French pottery in medieval Wales

Saintonge jug

Saintonge jug from Kidwelly Castle, Carmarthenshire.

Elaborately decorated vessel found in Cardiff. 23.8cm (9.5 inches) tall.

Elaborately decorated vessel found in Cardiff. 23.8cm (9.5 inches) tall.

Jug found in the well at Castell-y-Bere, Gwynedd. 20.5cm (8.1 inches) tall.

Jug found in the well at Castell-y-Bere, Gwynedd. 20.5cm (8.1 inches) tall.

During the Middle Ages, several regions of France exported pottery to Britain - notably northern France, Normandy and the Ardennes. Most of the French pottery found in Wales came from the Saintonge area of south-west France.

The trade in pottery from the Saintonge area to Britain began early in the 13th-century and lasted for about 500 years. At the start of this period the English ruled neighbouring Gascony, and many of the vessels that have been found in Wales probably made their way to Britain from the ports of La Rochelle and Bordeaux as part of mixed cargoes (wine being the most important commodity).

Pottery from the Saintonge area was made from a fine clay that was well suited to the throwing of light, thin-walled shapes such as those seen here. The clay also had a low iron content, which meant that, when fired, it produced a vessel with a white or buff fabric.

The first example illustrated here was found in a midden at Kidwelly Castle (Carmarthenshire) during excavations in the 1930s. It appeared to have been thrown away along with several plainer vessels and is decorated with a vine scroll motif typical of Saintonge jugs. It was probably produced between 1275 and 1320. This elegantly decorated vessel illustrates the great skill of the Saintonge potters. It is 25cm (9.8 inches) tall and in places its walls are only 2.4mm (0.1 inches) thick.

In these years Kidwelly Castle passed from the ownership of the de Chaworth family, who greatly improved its defences, to William de Valence and then to the House of Lancaster. These later owners set about improving the castle's accommodation. This jug may have been used to pour wine in the Great Hall for one of these English owners or their guests, though such jugs may also have held water.

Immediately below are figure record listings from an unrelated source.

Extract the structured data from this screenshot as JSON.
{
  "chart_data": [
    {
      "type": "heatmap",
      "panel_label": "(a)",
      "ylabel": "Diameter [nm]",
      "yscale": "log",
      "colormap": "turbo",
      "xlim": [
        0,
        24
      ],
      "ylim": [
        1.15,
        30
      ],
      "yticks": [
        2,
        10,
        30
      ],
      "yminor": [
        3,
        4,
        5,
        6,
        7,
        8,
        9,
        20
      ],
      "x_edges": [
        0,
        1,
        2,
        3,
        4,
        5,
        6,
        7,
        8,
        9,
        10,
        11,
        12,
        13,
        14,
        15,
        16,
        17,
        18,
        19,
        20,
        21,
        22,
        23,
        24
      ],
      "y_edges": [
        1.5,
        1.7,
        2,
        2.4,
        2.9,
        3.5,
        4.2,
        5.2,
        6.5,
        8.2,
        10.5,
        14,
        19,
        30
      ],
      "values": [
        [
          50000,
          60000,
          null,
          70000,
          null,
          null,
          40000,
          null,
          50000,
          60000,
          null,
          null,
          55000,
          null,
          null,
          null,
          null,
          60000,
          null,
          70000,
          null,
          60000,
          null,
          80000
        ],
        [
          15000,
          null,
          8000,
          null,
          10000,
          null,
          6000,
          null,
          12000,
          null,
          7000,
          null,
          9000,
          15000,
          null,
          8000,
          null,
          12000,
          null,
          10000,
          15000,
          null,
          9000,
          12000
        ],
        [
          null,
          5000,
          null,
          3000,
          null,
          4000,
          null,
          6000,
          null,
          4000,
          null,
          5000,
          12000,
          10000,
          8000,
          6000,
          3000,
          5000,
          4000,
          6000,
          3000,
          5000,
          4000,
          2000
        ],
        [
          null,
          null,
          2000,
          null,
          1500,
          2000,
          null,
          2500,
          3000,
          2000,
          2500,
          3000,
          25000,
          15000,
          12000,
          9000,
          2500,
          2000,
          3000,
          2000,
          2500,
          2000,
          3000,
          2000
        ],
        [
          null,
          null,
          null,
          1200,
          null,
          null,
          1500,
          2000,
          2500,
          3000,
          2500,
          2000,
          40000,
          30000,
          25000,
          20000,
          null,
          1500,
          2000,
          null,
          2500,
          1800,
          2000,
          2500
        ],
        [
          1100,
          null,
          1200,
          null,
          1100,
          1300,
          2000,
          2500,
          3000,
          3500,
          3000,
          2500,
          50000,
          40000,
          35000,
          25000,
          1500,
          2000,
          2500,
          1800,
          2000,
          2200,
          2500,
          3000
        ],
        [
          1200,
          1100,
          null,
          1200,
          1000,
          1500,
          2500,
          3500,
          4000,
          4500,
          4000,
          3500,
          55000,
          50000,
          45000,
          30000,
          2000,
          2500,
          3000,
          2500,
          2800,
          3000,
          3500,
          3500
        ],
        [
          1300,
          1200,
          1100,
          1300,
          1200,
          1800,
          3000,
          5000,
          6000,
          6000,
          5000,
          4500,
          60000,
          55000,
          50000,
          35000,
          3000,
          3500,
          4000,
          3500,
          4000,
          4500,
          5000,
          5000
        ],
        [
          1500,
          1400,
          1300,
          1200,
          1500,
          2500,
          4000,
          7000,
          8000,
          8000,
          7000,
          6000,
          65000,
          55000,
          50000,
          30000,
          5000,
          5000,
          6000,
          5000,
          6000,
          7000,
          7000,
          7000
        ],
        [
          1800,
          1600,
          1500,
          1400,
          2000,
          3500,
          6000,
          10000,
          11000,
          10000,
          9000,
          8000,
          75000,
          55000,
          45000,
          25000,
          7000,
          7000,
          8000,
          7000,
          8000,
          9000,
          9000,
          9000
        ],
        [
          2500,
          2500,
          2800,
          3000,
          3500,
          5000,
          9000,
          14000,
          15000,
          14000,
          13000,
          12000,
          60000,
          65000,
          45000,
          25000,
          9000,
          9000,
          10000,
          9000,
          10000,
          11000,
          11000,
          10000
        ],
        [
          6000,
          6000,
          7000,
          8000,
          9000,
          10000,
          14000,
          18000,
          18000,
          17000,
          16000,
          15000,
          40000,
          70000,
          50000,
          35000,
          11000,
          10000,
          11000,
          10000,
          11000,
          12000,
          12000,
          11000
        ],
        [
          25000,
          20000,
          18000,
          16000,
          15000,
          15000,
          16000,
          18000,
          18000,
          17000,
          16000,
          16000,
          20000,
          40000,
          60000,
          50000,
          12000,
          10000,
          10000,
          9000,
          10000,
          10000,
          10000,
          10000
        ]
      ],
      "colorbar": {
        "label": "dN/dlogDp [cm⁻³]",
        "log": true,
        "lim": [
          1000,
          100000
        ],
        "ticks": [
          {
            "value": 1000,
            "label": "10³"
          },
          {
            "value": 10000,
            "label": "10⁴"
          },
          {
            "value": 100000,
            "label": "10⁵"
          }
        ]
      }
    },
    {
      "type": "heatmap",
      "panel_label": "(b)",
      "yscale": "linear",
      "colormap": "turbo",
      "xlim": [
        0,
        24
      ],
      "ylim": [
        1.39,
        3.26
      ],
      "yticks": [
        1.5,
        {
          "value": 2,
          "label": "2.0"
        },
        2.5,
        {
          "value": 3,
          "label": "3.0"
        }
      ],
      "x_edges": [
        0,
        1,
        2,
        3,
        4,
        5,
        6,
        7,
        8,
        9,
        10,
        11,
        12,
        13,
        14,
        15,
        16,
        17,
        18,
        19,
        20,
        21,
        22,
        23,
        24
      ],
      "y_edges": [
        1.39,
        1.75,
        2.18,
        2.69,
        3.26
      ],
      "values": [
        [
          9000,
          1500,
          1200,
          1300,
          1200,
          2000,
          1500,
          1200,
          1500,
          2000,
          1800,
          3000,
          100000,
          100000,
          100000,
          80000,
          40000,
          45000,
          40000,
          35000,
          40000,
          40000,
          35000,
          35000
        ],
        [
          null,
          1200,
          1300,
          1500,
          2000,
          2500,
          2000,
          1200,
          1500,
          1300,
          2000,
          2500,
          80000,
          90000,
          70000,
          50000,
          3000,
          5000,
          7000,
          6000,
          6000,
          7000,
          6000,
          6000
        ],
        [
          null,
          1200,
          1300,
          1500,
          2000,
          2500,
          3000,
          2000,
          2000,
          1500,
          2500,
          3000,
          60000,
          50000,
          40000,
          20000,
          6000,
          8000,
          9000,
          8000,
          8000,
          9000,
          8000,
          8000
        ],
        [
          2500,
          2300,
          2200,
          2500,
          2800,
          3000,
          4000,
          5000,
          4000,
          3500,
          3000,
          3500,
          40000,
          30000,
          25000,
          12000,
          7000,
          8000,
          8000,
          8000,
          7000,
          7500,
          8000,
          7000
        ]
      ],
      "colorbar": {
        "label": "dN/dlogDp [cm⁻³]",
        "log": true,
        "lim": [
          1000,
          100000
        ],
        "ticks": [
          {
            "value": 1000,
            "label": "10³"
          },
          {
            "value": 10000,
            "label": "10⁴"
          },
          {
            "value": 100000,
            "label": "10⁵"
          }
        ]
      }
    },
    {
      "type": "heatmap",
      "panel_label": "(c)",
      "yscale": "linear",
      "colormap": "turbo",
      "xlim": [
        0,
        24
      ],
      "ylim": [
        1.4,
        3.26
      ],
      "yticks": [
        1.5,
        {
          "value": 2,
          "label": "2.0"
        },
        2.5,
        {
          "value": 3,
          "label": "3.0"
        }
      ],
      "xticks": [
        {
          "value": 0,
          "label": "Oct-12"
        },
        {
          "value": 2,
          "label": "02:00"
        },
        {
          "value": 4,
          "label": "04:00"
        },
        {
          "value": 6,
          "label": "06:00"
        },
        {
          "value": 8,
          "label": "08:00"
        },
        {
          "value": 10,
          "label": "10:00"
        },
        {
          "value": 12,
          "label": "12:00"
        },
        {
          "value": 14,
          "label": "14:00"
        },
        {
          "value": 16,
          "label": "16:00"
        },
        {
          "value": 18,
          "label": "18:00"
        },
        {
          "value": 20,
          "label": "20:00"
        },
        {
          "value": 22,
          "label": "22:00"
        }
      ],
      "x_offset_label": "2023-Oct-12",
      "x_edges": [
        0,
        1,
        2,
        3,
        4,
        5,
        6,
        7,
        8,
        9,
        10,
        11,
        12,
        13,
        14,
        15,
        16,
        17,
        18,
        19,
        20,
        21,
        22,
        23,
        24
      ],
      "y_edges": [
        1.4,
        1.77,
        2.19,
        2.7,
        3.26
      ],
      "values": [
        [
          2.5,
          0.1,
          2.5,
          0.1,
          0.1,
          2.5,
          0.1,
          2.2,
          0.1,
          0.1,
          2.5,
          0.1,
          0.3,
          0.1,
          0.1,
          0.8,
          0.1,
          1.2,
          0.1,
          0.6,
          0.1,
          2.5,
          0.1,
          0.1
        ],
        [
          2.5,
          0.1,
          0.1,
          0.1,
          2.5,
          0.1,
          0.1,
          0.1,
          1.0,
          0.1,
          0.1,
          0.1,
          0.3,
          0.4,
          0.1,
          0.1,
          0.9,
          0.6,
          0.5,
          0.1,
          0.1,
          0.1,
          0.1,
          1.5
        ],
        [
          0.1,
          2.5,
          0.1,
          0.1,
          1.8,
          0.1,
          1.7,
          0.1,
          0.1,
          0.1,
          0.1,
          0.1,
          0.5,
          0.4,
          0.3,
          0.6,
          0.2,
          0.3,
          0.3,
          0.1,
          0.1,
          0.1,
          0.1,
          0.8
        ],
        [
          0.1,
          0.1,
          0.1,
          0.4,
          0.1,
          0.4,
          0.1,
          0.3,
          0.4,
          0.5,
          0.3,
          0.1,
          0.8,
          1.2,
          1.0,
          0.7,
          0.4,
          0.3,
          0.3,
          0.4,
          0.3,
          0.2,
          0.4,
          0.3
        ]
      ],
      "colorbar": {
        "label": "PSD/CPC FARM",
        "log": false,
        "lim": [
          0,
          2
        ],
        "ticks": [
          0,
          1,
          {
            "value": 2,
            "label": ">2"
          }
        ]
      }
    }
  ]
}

Saintonge pottery is known from many other sites in Wales, including Cardiff and Castell-y-Bere in Gwynedd. For the most part the ware has been found at coastal sites - locations more easily controlled by the English, or more accessible to their traders - though occasionally it has been found in remote upland sites.

  • Cardiff jug: This jug was discovered during work in Cardiff High Street in 1893. Its decoration includes birds, masks, and heraldic shields - all are common features on jugs from the Saintonge potteries.
  • Castell-y-Bere jug: Castell-y-Bere was only occupied by the English from 1284-1294. Given the frequency with which Saintonge pottery is found at other castles occupied by the English in Wales, it seems likely that the jug dates from this period.

While such pots may not even have been greatly valued by their owners, when viewed alongside vessels of silver, bronze or brass they survive as examples of great craftsmanship and illustrate links between Wales and the wider European world during the Middle Ages.

Background Reading

'Kidwelly Castle, Carmarthenshire; including a survey of the polychrome pottery found there and elsewhere in Britain', by C. Fox and C. A. R. Radford. In Archaeologia vol. 83, p93-138 (1933).

'Medieval finds from Castell-y-Bere, Merioneth' by L. A. S. Butler. In Archaeologia Cambrensis vol. 123, p78-112 (1974).

Medieval pottery and metal-ware in Wales by J. M. Lewis. Published by the National Museum of Wales (1978).